LAKE COUNTY, Fla. - State and federal officials wrapped up their inspection Wednesday of the damaged Blue Rhino propane plant in Tavares.
Officials said they still don’t have a clear picture of what caused the plant to go up in flames Monday.
"We have a five-acre footprint of badly burned area and all that was inspected," said Maj. Brandon Ball of the State Fire Marshal's Office. "Nothing was uncovered that would indicate a crime was committed here."
The Bureau of Alcohol, Tobacco and Firearms and Explosives agents spoke about the effort to find the cause of the giant blaze that engulfed and ignited tens of thousands of propane tanks just before midnight Monday.
"They're looking at records, they're looking at any video surveillance, anything that helps them get a closer look at what took place on a particular incident," said ATF Special Agent Kevin Richardson.
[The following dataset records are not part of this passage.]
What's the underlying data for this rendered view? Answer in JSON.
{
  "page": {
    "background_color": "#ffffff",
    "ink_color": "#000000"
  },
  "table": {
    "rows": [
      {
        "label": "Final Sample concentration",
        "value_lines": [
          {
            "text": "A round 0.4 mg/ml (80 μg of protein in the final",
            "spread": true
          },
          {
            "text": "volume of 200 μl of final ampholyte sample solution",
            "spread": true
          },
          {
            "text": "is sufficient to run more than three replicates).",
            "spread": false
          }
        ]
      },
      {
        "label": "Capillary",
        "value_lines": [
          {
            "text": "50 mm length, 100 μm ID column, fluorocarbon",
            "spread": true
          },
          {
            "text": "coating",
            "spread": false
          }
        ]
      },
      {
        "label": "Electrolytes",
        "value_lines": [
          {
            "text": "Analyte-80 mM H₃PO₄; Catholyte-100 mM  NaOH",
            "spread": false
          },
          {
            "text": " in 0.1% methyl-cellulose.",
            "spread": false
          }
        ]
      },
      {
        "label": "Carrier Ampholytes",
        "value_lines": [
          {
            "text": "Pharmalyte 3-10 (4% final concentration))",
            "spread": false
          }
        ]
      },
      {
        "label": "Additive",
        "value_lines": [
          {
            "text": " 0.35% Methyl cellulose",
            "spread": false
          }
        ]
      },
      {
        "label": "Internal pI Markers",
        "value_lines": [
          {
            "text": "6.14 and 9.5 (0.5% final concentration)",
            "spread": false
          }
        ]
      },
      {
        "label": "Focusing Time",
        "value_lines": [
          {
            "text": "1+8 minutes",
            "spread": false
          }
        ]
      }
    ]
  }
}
The team for ATF is assisting the State Fire Marshal's Office, and includes two investigators who also probed a fertilizer explosion that devastated the town of West, Texas in April.
Agents said they have already narrowed their focus to a specific area of the Tavares plant.
"I believe, through the interviews, they do have a focus point to go to," said Richardson.
Ball said he has viewed security videos from different angles at the plant. He said the video possibly shows where the fiery explosion started but he did not give any more details.
Tavares Fire Chief Richard Keith said officials don't suspect sabotage caused the explosions, and sources close to the investigation told WFTV that one of the possible causes of the explosion could have been when a spark ignited after a forklift worker drove by while another worker was releasing gas from a propane tank.
There are reports that a maintenance worker rescued a forklift operator who was on fire.
The three 30,000-gallon propane holding tanks at the Blue Rhino facility are of great concern now to residents who live nearby, and to the city of Tavares.
The flooding system to keep those tanks cool and prevent them from exploding, is a manual system that was not activated Monday night as workers scrambled to get to safety.
Monday night's fire did not get close enough to impact those tanks, but Wednesday evening the city manager told WFTV that the city does have the power to force Blue Rhino to install an automated deluge system for those tanks. He said they will use that power.
Nearby residents told WFTV's Kathi Belich that they are getting legal advice as to how to get the plant shut down. The city manager said that the city is not joining that effort.